Reputation: 65
I'm searching for this:
<h1> sample string 123.456 - find me </h1>
Please note that its what's between the h1 tags that interests me. Please also not that the string is a variable that contains any combination of numbers, letters and/or characters. Therefore the following would also need to be found between the h1 tags using the same preg_match_all search:
<h1>there are no numbers this time</h1>
or
<h1>this one may be tricky ?!-.</h1>
I've now tried the following:
preg_match_all("/<h1>[\w\d\D\s]+?<\/h1>$/siU", $input, $matches);
print_r($matches);
The script runs... but the $matches
array contains no values when I print_r()
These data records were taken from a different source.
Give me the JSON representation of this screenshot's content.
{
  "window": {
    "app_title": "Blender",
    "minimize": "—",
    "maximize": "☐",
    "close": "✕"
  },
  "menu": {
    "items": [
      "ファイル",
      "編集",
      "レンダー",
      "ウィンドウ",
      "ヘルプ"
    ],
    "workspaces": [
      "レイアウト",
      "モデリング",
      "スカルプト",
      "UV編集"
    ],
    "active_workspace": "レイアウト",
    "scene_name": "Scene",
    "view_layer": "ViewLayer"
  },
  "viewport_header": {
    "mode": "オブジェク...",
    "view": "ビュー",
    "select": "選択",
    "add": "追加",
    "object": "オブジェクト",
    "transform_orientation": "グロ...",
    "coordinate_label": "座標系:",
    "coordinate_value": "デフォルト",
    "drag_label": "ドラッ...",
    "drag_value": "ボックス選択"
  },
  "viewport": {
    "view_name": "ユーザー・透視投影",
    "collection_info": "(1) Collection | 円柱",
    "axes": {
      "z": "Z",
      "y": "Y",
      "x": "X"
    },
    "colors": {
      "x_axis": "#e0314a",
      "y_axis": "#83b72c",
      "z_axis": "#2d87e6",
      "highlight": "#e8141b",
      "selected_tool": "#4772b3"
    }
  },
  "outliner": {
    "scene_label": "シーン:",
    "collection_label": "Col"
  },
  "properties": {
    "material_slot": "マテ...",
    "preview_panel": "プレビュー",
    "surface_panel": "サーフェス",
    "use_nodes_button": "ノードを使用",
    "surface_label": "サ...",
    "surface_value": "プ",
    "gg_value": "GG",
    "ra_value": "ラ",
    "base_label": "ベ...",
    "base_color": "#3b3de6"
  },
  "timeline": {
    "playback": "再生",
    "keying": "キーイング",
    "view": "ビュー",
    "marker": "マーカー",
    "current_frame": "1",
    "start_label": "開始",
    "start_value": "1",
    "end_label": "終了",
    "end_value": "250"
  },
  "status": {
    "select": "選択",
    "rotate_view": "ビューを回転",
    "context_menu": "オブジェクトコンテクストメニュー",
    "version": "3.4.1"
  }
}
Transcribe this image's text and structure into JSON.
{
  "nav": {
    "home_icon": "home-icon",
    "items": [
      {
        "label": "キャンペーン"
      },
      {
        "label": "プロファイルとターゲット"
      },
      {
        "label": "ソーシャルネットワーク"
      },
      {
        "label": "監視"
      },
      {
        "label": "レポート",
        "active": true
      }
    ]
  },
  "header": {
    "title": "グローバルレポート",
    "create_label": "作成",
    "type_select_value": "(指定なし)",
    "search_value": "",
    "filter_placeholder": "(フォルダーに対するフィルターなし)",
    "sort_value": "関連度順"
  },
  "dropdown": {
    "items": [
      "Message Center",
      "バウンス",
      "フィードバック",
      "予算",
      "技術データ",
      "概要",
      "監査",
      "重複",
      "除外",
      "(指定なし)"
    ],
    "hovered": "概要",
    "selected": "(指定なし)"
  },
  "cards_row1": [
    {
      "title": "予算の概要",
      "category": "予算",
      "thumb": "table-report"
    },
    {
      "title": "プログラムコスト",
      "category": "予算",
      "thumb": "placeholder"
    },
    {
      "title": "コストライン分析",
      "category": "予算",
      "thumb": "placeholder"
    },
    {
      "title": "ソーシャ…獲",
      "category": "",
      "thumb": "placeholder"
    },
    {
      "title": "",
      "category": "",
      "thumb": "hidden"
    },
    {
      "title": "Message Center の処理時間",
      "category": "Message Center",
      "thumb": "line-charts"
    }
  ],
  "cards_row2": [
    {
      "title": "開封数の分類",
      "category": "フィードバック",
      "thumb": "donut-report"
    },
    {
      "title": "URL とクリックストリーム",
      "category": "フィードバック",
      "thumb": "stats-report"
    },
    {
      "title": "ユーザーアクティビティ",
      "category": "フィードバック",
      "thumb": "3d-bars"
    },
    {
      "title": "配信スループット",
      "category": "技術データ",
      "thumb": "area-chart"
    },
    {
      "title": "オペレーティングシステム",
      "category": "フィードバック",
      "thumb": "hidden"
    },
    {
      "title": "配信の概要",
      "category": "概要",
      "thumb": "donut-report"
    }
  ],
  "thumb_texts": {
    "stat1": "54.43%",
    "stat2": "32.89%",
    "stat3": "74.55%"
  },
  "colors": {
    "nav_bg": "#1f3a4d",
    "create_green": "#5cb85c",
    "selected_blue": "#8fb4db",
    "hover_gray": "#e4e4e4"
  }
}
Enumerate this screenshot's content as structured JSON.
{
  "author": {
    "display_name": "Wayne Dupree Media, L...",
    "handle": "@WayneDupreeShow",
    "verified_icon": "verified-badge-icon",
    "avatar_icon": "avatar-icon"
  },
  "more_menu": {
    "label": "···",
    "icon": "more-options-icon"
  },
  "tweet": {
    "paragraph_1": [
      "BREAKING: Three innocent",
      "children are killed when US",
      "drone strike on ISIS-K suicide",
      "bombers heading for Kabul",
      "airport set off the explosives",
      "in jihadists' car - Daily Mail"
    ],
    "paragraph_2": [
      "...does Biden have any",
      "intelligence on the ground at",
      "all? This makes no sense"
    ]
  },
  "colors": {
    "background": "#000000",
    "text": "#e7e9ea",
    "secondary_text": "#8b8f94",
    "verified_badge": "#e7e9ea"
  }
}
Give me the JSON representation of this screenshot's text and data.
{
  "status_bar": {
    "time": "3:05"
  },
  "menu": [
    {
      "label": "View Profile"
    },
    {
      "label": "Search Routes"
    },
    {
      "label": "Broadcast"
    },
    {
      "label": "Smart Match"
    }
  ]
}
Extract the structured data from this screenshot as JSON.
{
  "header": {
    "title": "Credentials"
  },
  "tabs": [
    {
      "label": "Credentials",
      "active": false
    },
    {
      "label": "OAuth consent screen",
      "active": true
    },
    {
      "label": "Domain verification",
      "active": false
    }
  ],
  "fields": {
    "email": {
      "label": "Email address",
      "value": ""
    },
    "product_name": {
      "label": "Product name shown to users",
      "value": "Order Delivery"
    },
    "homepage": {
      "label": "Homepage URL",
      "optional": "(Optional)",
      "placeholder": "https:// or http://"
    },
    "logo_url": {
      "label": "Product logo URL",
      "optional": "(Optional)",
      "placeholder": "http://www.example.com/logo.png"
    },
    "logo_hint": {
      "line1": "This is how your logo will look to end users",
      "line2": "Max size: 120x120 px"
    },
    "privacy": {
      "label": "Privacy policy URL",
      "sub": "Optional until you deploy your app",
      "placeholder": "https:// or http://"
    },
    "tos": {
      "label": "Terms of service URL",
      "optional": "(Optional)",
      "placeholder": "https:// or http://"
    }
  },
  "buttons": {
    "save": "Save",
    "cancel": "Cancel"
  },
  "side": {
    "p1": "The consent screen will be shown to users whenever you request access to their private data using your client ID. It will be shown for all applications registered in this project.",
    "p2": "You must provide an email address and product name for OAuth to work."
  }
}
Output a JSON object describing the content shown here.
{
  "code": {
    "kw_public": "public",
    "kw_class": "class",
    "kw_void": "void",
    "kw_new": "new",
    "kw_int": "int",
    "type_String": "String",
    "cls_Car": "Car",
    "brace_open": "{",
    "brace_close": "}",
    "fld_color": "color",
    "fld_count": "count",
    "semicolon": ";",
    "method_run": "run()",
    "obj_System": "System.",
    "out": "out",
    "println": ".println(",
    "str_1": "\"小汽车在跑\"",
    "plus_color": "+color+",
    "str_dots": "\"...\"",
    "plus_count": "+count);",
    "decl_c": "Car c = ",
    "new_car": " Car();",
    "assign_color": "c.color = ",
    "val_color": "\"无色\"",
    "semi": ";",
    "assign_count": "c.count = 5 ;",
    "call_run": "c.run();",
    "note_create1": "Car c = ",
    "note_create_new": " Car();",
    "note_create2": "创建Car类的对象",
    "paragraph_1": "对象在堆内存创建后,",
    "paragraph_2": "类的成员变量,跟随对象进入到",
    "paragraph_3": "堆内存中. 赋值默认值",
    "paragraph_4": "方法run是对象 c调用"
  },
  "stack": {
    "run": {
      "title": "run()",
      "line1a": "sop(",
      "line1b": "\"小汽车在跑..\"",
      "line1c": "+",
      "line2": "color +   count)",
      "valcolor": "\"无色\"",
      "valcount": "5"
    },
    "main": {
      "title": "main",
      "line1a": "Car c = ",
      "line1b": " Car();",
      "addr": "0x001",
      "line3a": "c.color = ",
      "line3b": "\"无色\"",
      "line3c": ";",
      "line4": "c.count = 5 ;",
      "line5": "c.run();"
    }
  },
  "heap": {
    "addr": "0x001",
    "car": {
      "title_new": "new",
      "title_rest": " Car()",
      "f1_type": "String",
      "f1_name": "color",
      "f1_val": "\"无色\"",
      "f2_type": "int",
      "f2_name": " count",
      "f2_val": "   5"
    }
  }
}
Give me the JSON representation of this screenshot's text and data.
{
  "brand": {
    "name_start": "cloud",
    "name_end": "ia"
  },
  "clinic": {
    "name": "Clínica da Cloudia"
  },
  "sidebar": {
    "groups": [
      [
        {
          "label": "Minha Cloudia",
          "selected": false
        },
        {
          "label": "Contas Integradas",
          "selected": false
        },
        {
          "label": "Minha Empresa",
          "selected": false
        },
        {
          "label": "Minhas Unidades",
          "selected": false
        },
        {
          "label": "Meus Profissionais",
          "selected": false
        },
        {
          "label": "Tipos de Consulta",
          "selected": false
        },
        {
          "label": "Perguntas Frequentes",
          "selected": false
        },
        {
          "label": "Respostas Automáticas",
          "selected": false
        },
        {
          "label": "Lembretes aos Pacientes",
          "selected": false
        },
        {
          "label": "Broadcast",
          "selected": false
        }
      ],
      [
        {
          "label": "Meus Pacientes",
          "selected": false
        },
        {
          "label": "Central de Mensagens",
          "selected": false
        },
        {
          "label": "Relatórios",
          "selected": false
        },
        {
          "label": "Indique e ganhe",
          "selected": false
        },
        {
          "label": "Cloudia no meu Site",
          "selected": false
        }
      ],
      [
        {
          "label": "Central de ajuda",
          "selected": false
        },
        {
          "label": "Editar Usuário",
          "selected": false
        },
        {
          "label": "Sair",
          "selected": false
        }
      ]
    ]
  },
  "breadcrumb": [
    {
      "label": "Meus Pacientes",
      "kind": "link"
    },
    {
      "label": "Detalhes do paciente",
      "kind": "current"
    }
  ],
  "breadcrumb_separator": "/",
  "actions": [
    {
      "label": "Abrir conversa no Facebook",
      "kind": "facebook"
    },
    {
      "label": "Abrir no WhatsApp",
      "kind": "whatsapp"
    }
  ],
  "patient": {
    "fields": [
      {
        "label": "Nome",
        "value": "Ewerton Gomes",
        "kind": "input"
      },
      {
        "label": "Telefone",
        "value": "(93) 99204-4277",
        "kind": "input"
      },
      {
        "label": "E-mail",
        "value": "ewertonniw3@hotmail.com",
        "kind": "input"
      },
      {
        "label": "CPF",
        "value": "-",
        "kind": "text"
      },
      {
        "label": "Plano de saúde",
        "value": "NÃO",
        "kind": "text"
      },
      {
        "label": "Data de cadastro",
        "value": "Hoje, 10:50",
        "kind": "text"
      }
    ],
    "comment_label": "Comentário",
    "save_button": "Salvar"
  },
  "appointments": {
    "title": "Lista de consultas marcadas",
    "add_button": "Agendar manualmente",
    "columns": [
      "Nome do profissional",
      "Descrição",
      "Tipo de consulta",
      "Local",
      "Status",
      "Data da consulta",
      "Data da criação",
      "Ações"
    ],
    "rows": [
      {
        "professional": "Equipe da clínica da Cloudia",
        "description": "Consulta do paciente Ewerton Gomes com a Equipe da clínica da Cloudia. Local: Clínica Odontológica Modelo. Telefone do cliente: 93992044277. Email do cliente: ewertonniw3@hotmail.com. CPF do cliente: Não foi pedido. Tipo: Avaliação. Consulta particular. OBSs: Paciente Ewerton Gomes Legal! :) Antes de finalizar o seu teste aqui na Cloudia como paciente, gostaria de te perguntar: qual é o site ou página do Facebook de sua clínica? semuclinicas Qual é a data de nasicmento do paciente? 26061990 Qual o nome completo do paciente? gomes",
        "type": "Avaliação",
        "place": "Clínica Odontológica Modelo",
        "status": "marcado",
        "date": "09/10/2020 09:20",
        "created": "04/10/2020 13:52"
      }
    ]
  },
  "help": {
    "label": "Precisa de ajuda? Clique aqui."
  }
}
it. It therefore looks like this 'Array ( [0] => Array ( ) ) '
Upvotes: 0
Views: 94
Reputation: 23892
Using a parser is probably your best option. Your question/comments are unclear and contradicting on what you are trying to identify.
$doc = new DOMDocument();
libxml_use_internal_errors(true);
$html = '<h1>Hi</h1><h2>test</h2><strong>Test</strong><h1>More</h1>';
$doc->loadHTML($html);
libxml_use_internal_errors(false);
$h1s = $doc->getElementsByTagName('h1');
foreach ($h1s as $h1) {
echo $h1->nodeValue . "\n";
}
You then could use a regex on the nodeValue
to confirm the value is as expected.
Output:
Hi
More
A regex for what your initial question was could be..
<h1>[a-zA-Z\d]+?<\/h1>
Demo: https://regex101.com/r/lD5wQ3/1
Upvotes: 1
Reputation: 524
preg_match_all("%^<h1>[a-zA-Z0-9\s]*</h1>$%siU", $input, $matches);
This will return text inside <h1>
tags, so if you want tags included, simply do
"<h1>".$result."</h1>"
Upvotes: 0
Reputation: 4952
The question is, what is the expected result? You can try this:
$input = '<h1> Alphanumeric value here </h1>';
preg_match_all("/^<h1>(.*)<\/h1>/su", $input, $matches);
print_r($matches);
Result:
Array
(
[0] => Array
(
[0] => <h1> Alphanumeric value here </h1>
)
[1] => Array
(
[0] => Alphanumeric value here
)
)
Upvotes: 0